To improve the learning efficiency of MobileCLIP models, Apple has introduced multi-modal reinforced training, a novel training strategy that incorporates knowledge transfer from a pre-trained image captioning model and an ensemble of strong CLIP models. This approach avoids train-time compute overhead by storing the additional knowledge in a reinforced dataset.
The reinforced dataset, called DataCompDR, comes in two variants: DataCompDR-12M
and DataCompDR-1B
. Training with DataCompDR shows significant learning efficiency (10-1000x) improvement compared to standard CLIP training. For example, using DataCompDR-12M, a ViT-B/16-based CLIP model can achieve 61.7% zero-shot classification on ImageNet-val in approximately one day with a single node of 8×A100 GPUs.
At the core of MobileCLIP are hybrid CNN-transformer architectures for both the image and text encoders. For the image encoder, they introduce the MCi architecture - an improved hybrid vision transformer based on the recent FastViT model. Key optimizations include reducing the MLP expansion ratio in the feed-forward blocks and increasing model depth for better parameter efficiency.
For text encoding, Apple developed the Text-RepMixer - a convolutional token mixer that enables decoupling train-time and inference-time architectures. By strategically replacing self-attention layers with convolutional blocks, the Text-RepMixer achieves similar accuracy as pure transformer models while being smaller and faster.
The key innovation of multi-modal reinforced training is its ability to transfer knowledge from an image captioning model and an ensemble of pre-trained CLIP models.

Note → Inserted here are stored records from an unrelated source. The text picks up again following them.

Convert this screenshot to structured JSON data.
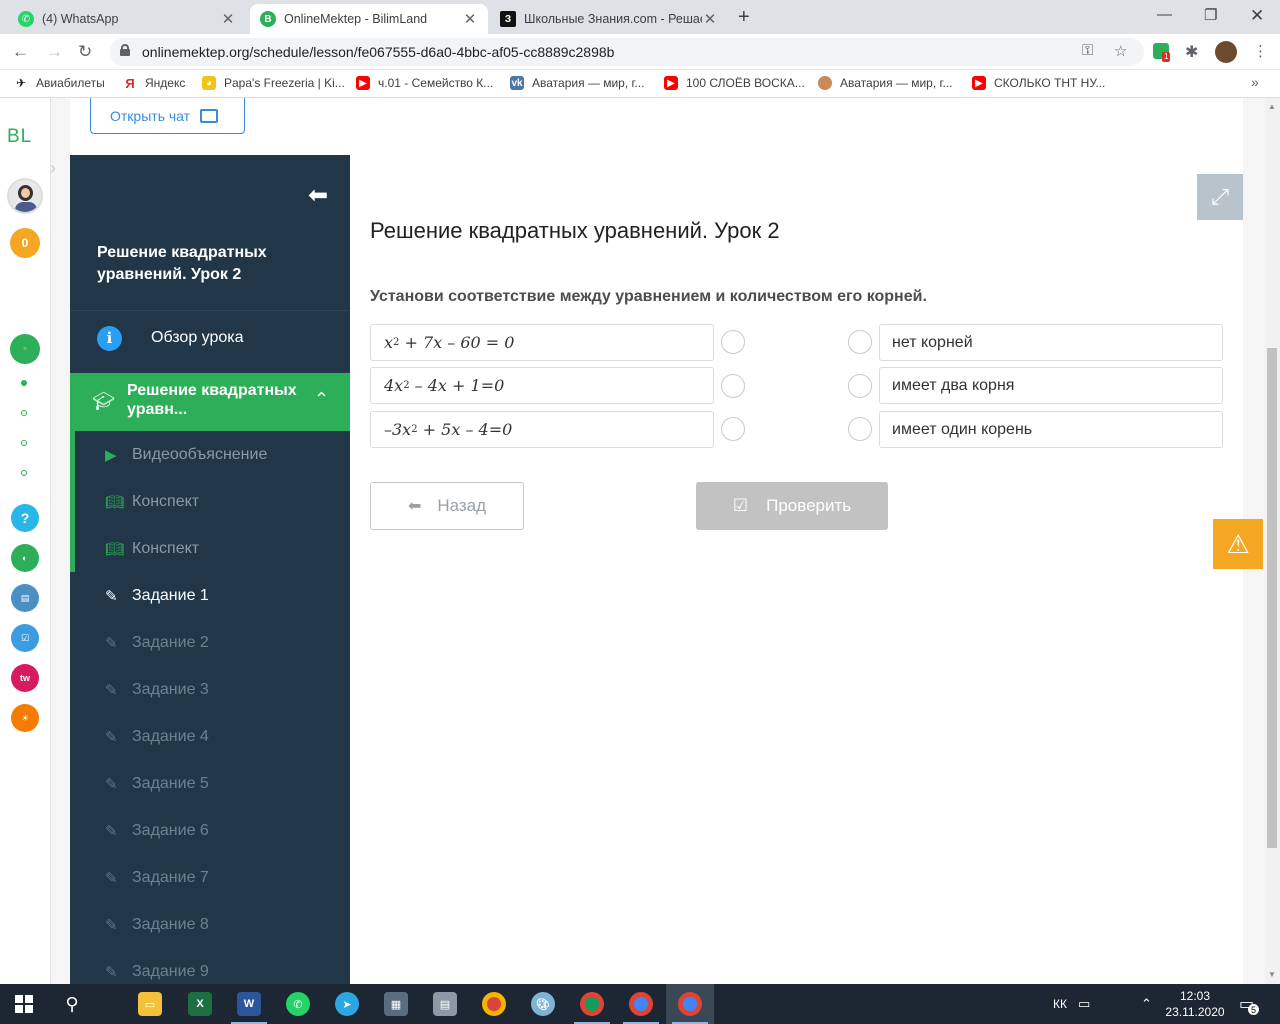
{
  "browser": {
    "tabs": [
      {
        "title": "(4) WhatsApp",
        "active": false
      },
      {
        "title": "OnlineMektep - BilimLand",
        "active": true
      },
      {
        "title": "Школьные Знания.com - Решае",
        "active": false
      }
    ],
    "url": "onlinemektep.org/schedule/lesson/fe067555-d6a0-4bbc-af05-cc8889c2898b",
    "bookmarks": [
      "Авиабилеты",
      "Яндекс",
      "Papa's Freezeria | Ki...",
      "ч.01 - Семейство К...",
      "Аватария — мир, г...",
      "100 СЛОЁВ ВОСКА...",
      "Аватария — мир, г...",
      "СКОЛЬКО ТНТ НУ..."
    ],
    "extension_badge": "1"
  },
  "rail": {
    "logo": "BL",
    "coins": "0"
  },
  "chat_button": "Открыть чат",
  "sidebar": {
    "lesson_title": "Решение квадратных уравнений. Урок 2",
    "overview": "Обзор урока",
    "section": "Решение квадратных уравн...",
    "items": [
      {
        "label": "Видеообъяснение",
        "icon": "play-icon",
        "state": "done"
      },
      {
        "label": "Конспект",
        "icon": "book-icon",
        "state": "done"
      },
      {
        "label": "Конспект",
        "icon": "book-icon",
        "state": "done"
      },
      {
        "label": "Задание 1",
        "icon": "edit-icon",
        "state": "current"
      },
      {
        "label": "Задание 2",
        "icon": "edit-icon",
        "state": "locked"
      },
      {
        "label": "Задание 3",
        "icon": "edit-icon",
        "state": "locked"
      },
      {
        "label": "Задание 4",
        "icon": "edit-icon",
        "state": "locked"
      },
      {
        "label": "Задание 5",
        "icon": "edit-icon",
        "state": "locked"
      },
      {
        "label": "Задание 6",
        "icon": "edit-icon",
        "state": "locked"
      },
      {
        "label": "Задание 7",
        "icon": "edit-icon",
        "state": "locked"
      },
      {
        "label": "Задание 8",
        "icon": "edit-icon",
        "state": "locked"
      },
      {
        "label": "Задание 9",
        "icon": "edit-icon",
        "state": "locked"
      }
    ]
  },
  "main": {
    "title": "Решение квадратных уравнений. Урок 2",
    "question": "Установи соответствие между уравнением и количеством его корней.",
    "equations": [
      {
        "a": "x",
        "exp": "2",
        "b": " + 7x – 60 = 0"
      },
      {
        "a": "4x",
        "exp": "2",
        "b": " – 4x + 1=0"
      },
      {
        "a": "–3x",
        "exp": "2",
        "b": " + 5x – 4=0"
      }
    ],
    "answers": [
      "нет корней",
      "имеет два корня",
      "имеет один корень"
    ],
    "back_button": "Назад",
    "check_button": "Проверить"
  },
  "taskbar": {
    "lang": "КК",
    "time": "12:03",
    "date": "23.11.2020",
    "notifications": "5"
  },
  "colors": {
    "sidebar_bg": "#213747",
    "accent_green": "#2dae58",
    "link_blue": "#3b8bdc",
    "warning_orange": "#f5a623"
  }
}
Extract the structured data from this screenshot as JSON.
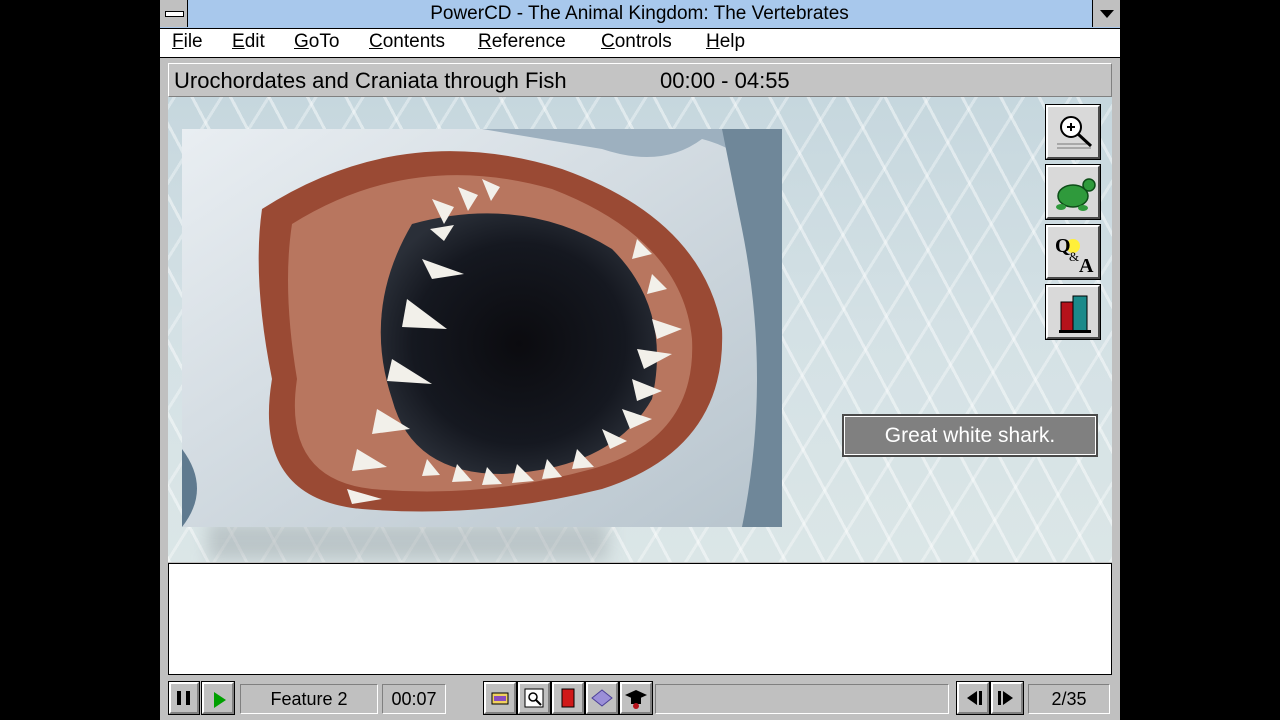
{
  "window": {
    "title": "PowerCD - The Animal Kingdom: The Vertebrates"
  },
  "menu": [
    "File",
    "Edit",
    "GoTo",
    "Contents",
    "Reference",
    "Controls",
    "Help"
  ],
  "header": {
    "section": "Urochordates and Craniata through Fish",
    "time_range": "00:00 - 04:55"
  },
  "caption": "Great white shark.",
  "sidebar": [
    {
      "name": "zoom-button",
      "icon": "magnifier-icon"
    },
    {
      "name": "turtle-button",
      "icon": "turtle-icon"
    },
    {
      "name": "qa-button",
      "icon": "q-and-a-icon"
    },
    {
      "name": "books-button",
      "icon": "books-icon"
    }
  ],
  "controls": {
    "feature_label": "Feature 2",
    "elapsed": "00:07",
    "page": "2/35",
    "icons": [
      "pause-icon",
      "play-icon",
      "film-icon",
      "magnifier-page-icon",
      "red-book-icon",
      "map-icon",
      "graduation-cap-icon",
      "previous-icon",
      "next-icon"
    ]
  },
  "colors": {
    "titlebar": "#a8c8ec",
    "play_green": "#00a000",
    "caption_bg": "#808080"
  }
}
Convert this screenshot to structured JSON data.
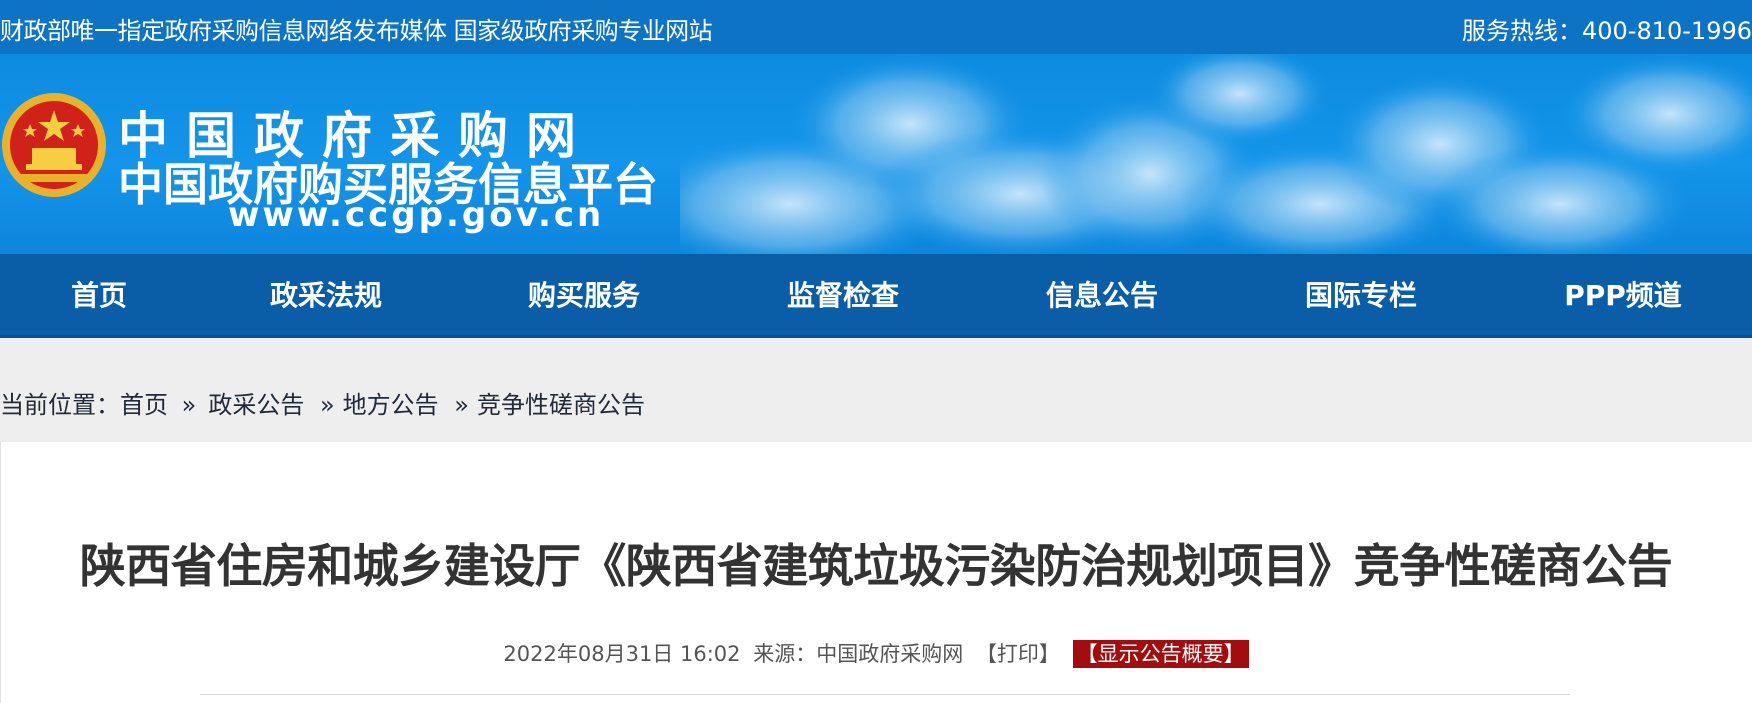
{
  "topbar": {
    "slogan": "财政部唯一指定政府采购信息网络发布媒体 国家级政府采购专业网站",
    "hotline": "服务热线：400-810-1996"
  },
  "header": {
    "emblem_icon": "national-emblem-icon",
    "title_cn": "中国政府采购网",
    "subtitle_cn": "中国政府购买服务信息平台",
    "url": "www.ccgp.gov.cn"
  },
  "nav": {
    "items": [
      {
        "label": "首页"
      },
      {
        "label": "政采法规"
      },
      {
        "label": "购买服务"
      },
      {
        "label": "监督检查"
      },
      {
        "label": "信息公告"
      },
      {
        "label": "国际专栏"
      },
      {
        "label": "PPP频道"
      }
    ]
  },
  "breadcrumb": {
    "prefix": "当前位置：",
    "items": [
      "首页",
      "政采公告",
      "地方公告",
      "竞争性磋商公告"
    ],
    "separator": "»"
  },
  "article": {
    "title": "陕西省住房和城乡建设厅《陕西省建筑垃圾污染防治规划项目》竞争性磋商公告",
    "datetime": "2022年08月31日 16:02",
    "source_label": "来源：",
    "source": "中国政府采购网",
    "print_label": "【打印】",
    "summary_label": "【显示公告概要】"
  },
  "colors": {
    "topbar": "#0d74c5",
    "banner": "#1495ea",
    "nav": "#0a5ea8",
    "summary_badge": "#a40d0d"
  }
}
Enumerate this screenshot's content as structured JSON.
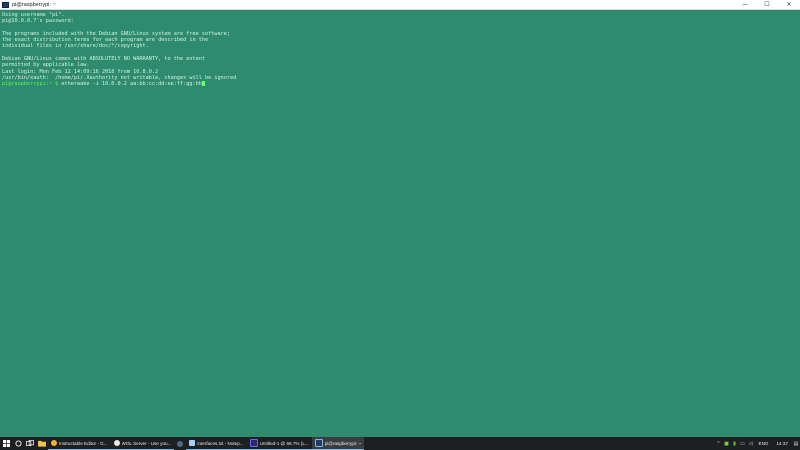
{
  "window": {
    "title": "pi@raspberrypi: ~",
    "minimize_glyph": "—",
    "maximize_glyph": "☐",
    "close_glyph": "✕"
  },
  "terminal": {
    "lines": [
      "Using username \"pi\".",
      "pi@10.0.0.7's password:",
      "",
      "The programs included with the Debian GNU/Linux system are free software;",
      "the exact distribution terms for each program are described in the",
      "individual files in /usr/share/doc/*/copyright.",
      "",
      "Debian GNU/Linux comes with ABSOLUTELY NO WARRANTY, to the extent",
      "permitted by applicable law.",
      "Last login: Mon Feb 12 14:09:16 2018 from 10.0.0.2",
      "/usr/bin/xauth:  /home/pi/.Xauthority not writable, changes will be ignored"
    ],
    "prompt": "pi@raspberrypi:~ $",
    "command": " etherwake -i 10.0.0.2 aa:bb:cc:dd:ee:ff:gg:hh"
  },
  "taskbar": {
    "apps": [
      {
        "label": "Instructable Editor - G...",
        "color": "#f2b233",
        "state": "open"
      },
      {
        "label": "WOL Server - Use you...",
        "color": "#e8e8e8",
        "state": "open"
      },
      {
        "label": "",
        "color": "#1b2838",
        "state": "icon"
      },
      {
        "label": "interfaces.txt - Notep...",
        "color": "#9fd2f5",
        "state": "open"
      },
      {
        "label": "Untitled-1 @ 66.7% (L...",
        "color": "#2a2a6a",
        "state": "open"
      },
      {
        "label": "pi@raspberrypi: ~",
        "color": "#1e3d6b",
        "state": "active"
      }
    ],
    "language": "ENG",
    "clock": "14:37"
  },
  "colors": {
    "terminal_bg": "#2e8b6e",
    "terminal_fg": "#d4f2e6",
    "prompt": "#5cf25c",
    "taskbar_bg": "#1d1f21",
    "accent": "#76b9ed"
  }
}
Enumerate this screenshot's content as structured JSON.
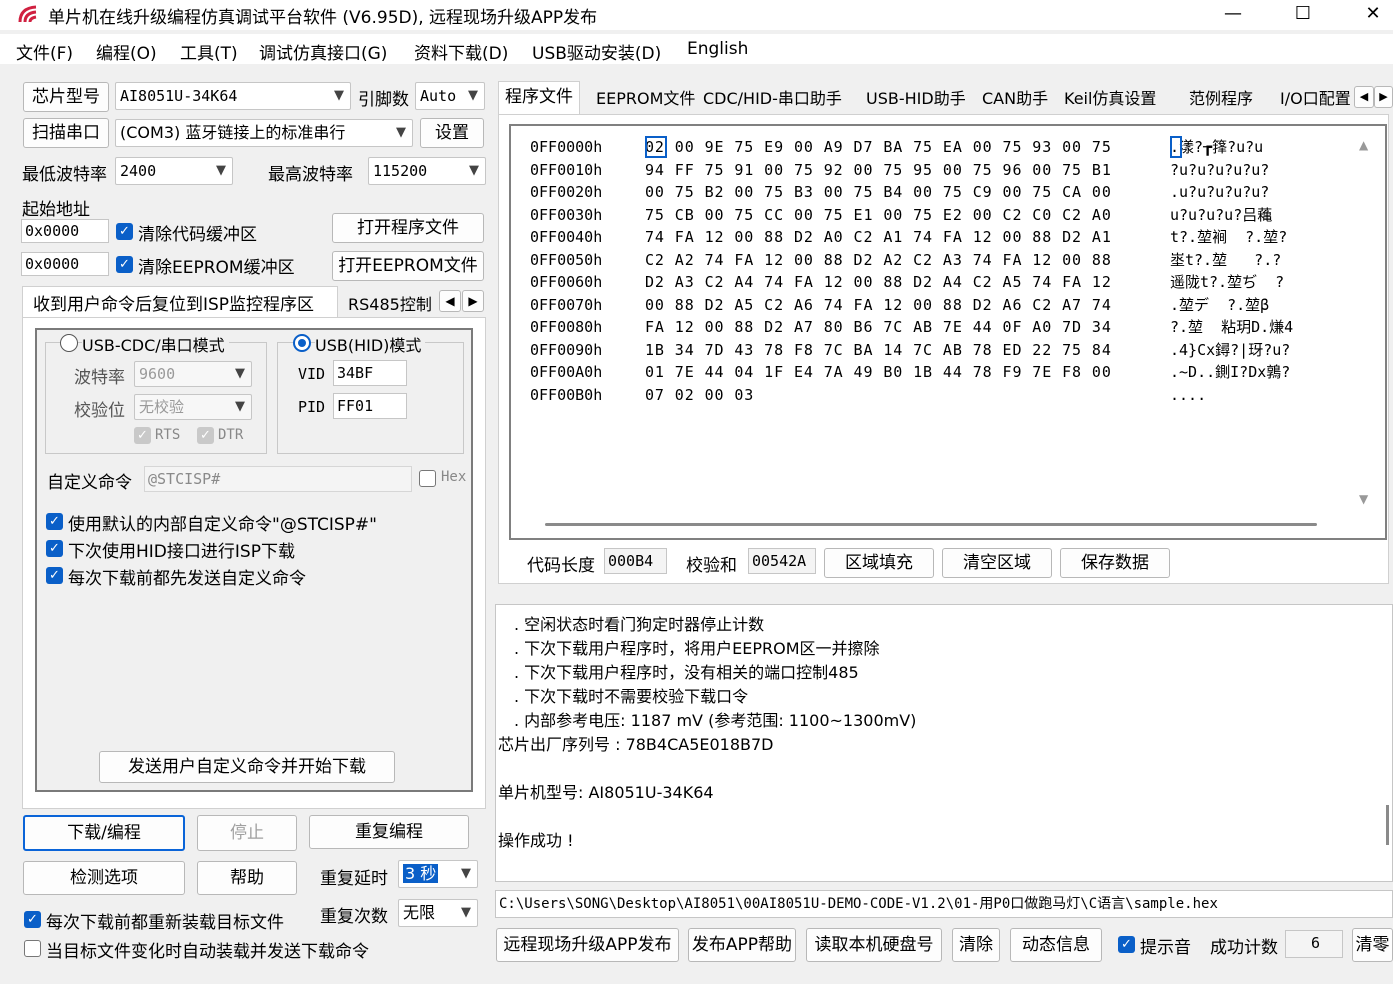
{
  "window": {
    "title": "单片机在线升级编程仿真调试平台软件 (V6.95D), 远程现场升级APP发布",
    "minimize": "—",
    "maximize": "☐",
    "close": "✕"
  },
  "menu": [
    "文件(F)",
    "编程(O)",
    "工具(T)",
    "调试仿真接口(G)",
    "资料下载(D)",
    "USB驱动安装(D)",
    "English"
  ],
  "left": {
    "chip_model_btn": "芯片型号",
    "chip_model": "AI8051U-34K64",
    "pins_label": "引脚数",
    "pins": "Auto",
    "scan_btn": "扫描串口",
    "port": "(COM3) 蓝牙链接上的标准串行",
    "settings_btn": "设置",
    "min_baud_label": "最低波特率",
    "min_baud": "2400",
    "max_baud_label": "最高波特率",
    "max_baud": "115200",
    "start_addr_label": "起始地址",
    "addr1": "0x0000",
    "clear_code": "清除代码缓冲区",
    "open_prog_btn": "打开程序文件",
    "addr2": "0x0000",
    "clear_eeprom": "清除EEPROM缓冲区",
    "open_eeprom_btn": "打开EEPROM文件",
    "tab_isp": "收到用户命令后复位到ISP监控程序区",
    "tab_rs485": "RS485控制",
    "mode_cdc": "USB-CDC/串口模式",
    "mode_hid": "USB(HID)模式",
    "baud_label": "波特率",
    "baud": "9600",
    "parity_label": "校验位",
    "parity": "无校验",
    "rts": "RTS",
    "dtr": "DTR",
    "vid_label": "VID",
    "vid": "34BF",
    "pid_label": "PID",
    "pid": "FF01",
    "custom_cmd_label": "自定义命令",
    "custom_cmd": "@STCISP#",
    "hex_label": "Hex",
    "opt1": "使用默认的内部自定义命令\"@STCISP#\"",
    "opt2": "下次使用HID接口进行ISP下载",
    "opt3": "每次下载前都先发送自定义命令",
    "send_btn": "发送用户自定义命令并开始下载",
    "download_btn": "下载/编程",
    "stop_btn": "停止",
    "reprog_btn": "重复编程",
    "check_btn": "检测选项",
    "help_btn": "帮助",
    "repeat_delay_label": "重复延时",
    "repeat_delay": "3 秒",
    "repeat_count_label": "重复次数",
    "repeat_count": "无限",
    "reload_label": "每次下载前都重新装载目标文件",
    "autoload_label": "当目标文件变化时自动装载并发送下载命令"
  },
  "tabs": [
    "程序文件",
    "EEPROM文件",
    "CDC/HID-串口助手",
    "USB-HID助手",
    "CAN助手",
    "Keil仿真设置",
    "范例程序",
    "I/O口配置"
  ],
  "hex": {
    "addresses": [
      "0FF0000h",
      "0FF0010h",
      "0FF0020h",
      "0FF0030h",
      "0FF0040h",
      "0FF0050h",
      "0FF0060h",
      "0FF0070h",
      "0FF0080h",
      "0FF0090h",
      "0FF00A0h",
      "0FF00B0h"
    ],
    "bytes": [
      "02 00 9E 75 E9 00 A9 D7 BA 75 EA 00 75 93 00 75",
      "94 FF 75 91 00 75 92 00 75 95 00 75 96 00 75 B1",
      "00 75 B2 00 75 B3 00 75 B4 00 75 C9 00 75 CA 00",
      "75 CB 00 75 CC 00 75 E1 00 75 E2 00 C2 C0 C2 A0",
      "74 FA 12 00 88 D2 A0 C2 A1 74 FA 12 00 88 D2 A1",
      "C2 A2 74 FA 12 00 88 D2 A2 C2 A3 74 FA 12 00 88",
      "D2 A3 C2 A4 74 FA 12 00 88 D2 A4 C2 A5 74 FA 12",
      "00 88 D2 A5 C2 A6 74 FA 12 00 88 D2 A6 C2 A7 74",
      "FA 12 00 88 D2 A7 80 B6 7C AB 7E 44 0F A0 7D 34",
      "1B 34 7D 43 78 F8 7C BA 14 7C AB 78 ED 22 75 84",
      "01 7E 44 04 1F E4 7A 49 B0 1B 44 78 F9 7E F8 00",
      "07 02 00 03"
    ],
    "ascii": [
      ".漾?┲箨?u?u",
      "?u?u?u?u?u?",
      ".u?u?u?u?u?",
      "u?u?u?u?吕蘒",
      "t?.堃裥  ?.堃?",
      "埊t?.堃   ?.?",
      "遥陇t?.堃ぢ  ?",
      ".堃デ  ?.堃β",
      "?.堃  粘玥D.熑4",
      ".4}Cx鐞?|玡?u?",
      ".~D..鍘I?Dx鶉?",
      "...."
    ]
  },
  "code_len_label": "代码长度",
  "code_len": "000B4",
  "checksum_label": "校验和",
  "checksum": "00542A",
  "fill_btn": "区域填充",
  "clear_area_btn": "清空区域",
  "save_btn": "保存数据",
  "log": [
    ". 空闲状态时看门狗定时器停止计数",
    ". 下次下载用户程序时，将用户EEPROM区一并擦除",
    ". 下次下载用户程序时，没有相关的端口控制485",
    ". 下次下载时不需要校验下载口令",
    ". 内部参考电压: 1187 mV (参考范围: 1100~1300mV)",
    "芯片出厂序列号 : 78B4CA5E018B7D",
    "",
    " 单片机型号: AI8051U-34K64",
    "",
    "操作成功 !"
  ],
  "path": "C:\\Users\\SONG\\Desktop\\AI8051\\00AI8051U-DEMO-CODE-V1.2\\01-用P0口做跑马灯\\C语言\\sample.hex",
  "bottom": {
    "publish_btn": "远程现场升级APP发布",
    "publish_help_btn": "发布APP帮助",
    "read_disk_btn": "读取本机硬盘号",
    "clear_btn": "清除",
    "dynamic_btn": "动态信息",
    "beep_label": "提示音",
    "success_label": "成功计数",
    "success_count": "6",
    "clear_zero_btn": "清零"
  },
  "colors": {
    "accent": "#0a5fc8",
    "bg": "#f0f0f0"
  }
}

This approach, inspired by offline knowledge distillation techniques, avoids the computational overhead of running large teacher models during training. Instead, it stores additional knowledge in a reinforced dataset, making training more efficient.
The implications of this research are profound, especially for consumer devices like upcoming iPhones. On-device AI technology like MobileCLIP means features like smarter image search, real-time visual look-up, better object detection, and new augmented reality experiences could work seamlessly without an internet connection. Imagine pointing your iPhone camera or looking through your Vision Pro at an unfamiliar plant or landmark and instantly getting information about it, all processed locally on your device for maximum speed and privacy.
Given Apple's continued research and innovation around AI models for mobile devices, we will likely see a new generation of intelligent, responsive, and privacy-preserving experiences on their consumer devices later this year. Advanced computer vision and language understanding could become standard features, working hand-in-hand with dedicated AI hardware. It's an exciting glimpse into a future where powerful AI isn't just cloud-bound but is woven into the very devices we carry with us every day.